Preferred embodiments of this invention are described herein. Variations of those preferred embodiments may become apparent to those of ordinary skill in the art upon reading the foregoing description. The inventor expects skilled artisans to employ such variations as appropriate, and the inventor intends for the invention to be practiced otherwise than as specifically described herein. Accordingly, this invention includes all modifications and equivalents of the subject matter recited in the claims appended hereto as permitted by applicable law. Moreover, any combination of the above-described elements in all possible variations thereof is encompassed by the invention unless otherwise indicated herein or otherwise clearly contradicted by context.

Claims

1. An improved tire curing bladder mold core comprised of: a core portion with an exterior surface, wherein at least a portion of said exterior surface has grooves therein; anda register portion.

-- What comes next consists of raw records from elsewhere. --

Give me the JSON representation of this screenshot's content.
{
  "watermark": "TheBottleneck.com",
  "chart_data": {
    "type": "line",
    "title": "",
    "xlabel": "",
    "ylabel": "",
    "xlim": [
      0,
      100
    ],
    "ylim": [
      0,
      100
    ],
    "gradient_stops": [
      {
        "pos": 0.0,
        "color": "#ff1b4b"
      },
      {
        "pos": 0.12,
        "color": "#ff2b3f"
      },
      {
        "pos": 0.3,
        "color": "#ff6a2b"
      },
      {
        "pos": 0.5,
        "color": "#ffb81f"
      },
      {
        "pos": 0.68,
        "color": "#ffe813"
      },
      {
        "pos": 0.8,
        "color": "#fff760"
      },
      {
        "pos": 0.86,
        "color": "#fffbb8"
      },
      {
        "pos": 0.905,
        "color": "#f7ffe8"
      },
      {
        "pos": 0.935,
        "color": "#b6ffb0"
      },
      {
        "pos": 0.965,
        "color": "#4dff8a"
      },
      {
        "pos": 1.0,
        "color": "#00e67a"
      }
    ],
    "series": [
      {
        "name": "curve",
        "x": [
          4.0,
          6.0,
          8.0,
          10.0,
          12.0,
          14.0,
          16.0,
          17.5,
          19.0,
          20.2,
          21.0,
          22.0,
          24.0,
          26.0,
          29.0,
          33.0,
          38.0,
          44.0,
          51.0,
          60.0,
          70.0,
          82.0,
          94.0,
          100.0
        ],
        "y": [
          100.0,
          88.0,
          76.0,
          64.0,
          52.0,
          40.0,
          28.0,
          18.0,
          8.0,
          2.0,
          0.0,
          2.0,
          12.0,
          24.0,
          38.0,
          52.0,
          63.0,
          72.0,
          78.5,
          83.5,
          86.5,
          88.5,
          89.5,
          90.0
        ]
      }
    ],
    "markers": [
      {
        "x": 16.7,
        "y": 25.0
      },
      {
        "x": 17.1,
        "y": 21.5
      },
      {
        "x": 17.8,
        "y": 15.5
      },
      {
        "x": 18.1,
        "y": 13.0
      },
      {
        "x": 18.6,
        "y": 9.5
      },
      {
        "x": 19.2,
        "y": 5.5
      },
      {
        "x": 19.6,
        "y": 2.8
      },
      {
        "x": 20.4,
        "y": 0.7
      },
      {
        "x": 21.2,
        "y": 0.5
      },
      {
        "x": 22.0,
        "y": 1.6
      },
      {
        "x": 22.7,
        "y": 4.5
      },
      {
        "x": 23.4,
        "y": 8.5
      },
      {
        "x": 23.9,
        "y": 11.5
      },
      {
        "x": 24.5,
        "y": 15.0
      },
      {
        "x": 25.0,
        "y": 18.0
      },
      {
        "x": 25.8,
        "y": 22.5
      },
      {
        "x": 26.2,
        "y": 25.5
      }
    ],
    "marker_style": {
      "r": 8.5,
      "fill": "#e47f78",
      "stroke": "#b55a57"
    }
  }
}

2. The improved tire curing bladder mold core of claim 1, wherein said grooves form a pattern that is repeated along a portion of said exterior surface.

3. The improved tire curing bladder mold core of claim 1, wherein said grooves are between 0.02 and 0.6 inches deep.

4. The improved tire curing bladder mold core of claim 1, wherein said grooves further comprise a radius of between 0.03 and 2 inches.

5. The improved tire curing bladder mold core of claim 1, wherein at least a portion of said grooves are formed by milling.

6. The improved tire curing bladder mold core of claim 1, wherein at least a portion of said grooves are formed by chemical etching.

7. The improved tire curing bladder mold core of claim 1, wherein said grooves are randomly created.

8. A method for improving a tire curing bladder mold core comprised of a core portion with an exterior surface, said method comprising the step of: forming grooves in at least a portion of the exterior surface of the core portion.

9. The method of claim 8 wherein at least a portion of said grooves are formed by milling which is comprised of the following steps: transferring a desired pattern of the grooves onto a 3 dimensional model of the core portion;producing a G-code program and placing the core portion onto a milling machine; andmilling the desired pattern onto at least a portion of the exterior surface of the core portion.

10. The method of claim 8 wherein at least a portion of said grooves are formed by chemical etching.

11. The method of claim 10 further comprising the step of hand benching said grooves with an abrasive.

12. The method of claim 9 further comprising the step of hand polishing said grooves with an abrasive.

13. The method of claim 10 further comprising the step of hand polishing said grooves with an abrasive.

14. The method of claim 8 wherein said grooves are between 0.02 and 0.6 inches deep.

15. The method of claim 8 wherein said grooves further comprise a radius of between 0.03 and 2 inches.

16. An improved tire curing bladder with an internal surface comprised of elevated support ribs formed on the internal surface of the tire curing bladder.

17. The improved tire curing bladder of claim 16 wherein said elevated support ribs form a pattern that is repeated along a portion of said internal surface.

18. The improved tire curing bladder of claim 16 wherein said elevated support ribs extend between 0.02 and 0.6 inches above the internal surface.

19. The improved tire curing bladder of claim 16 wherein said elevated support ribs have a radius of between 0.03 and 2 inches.

20. The improved tire curing bladder of claim 16 wherein said elevated support ribs strengthen said tire curing bladder.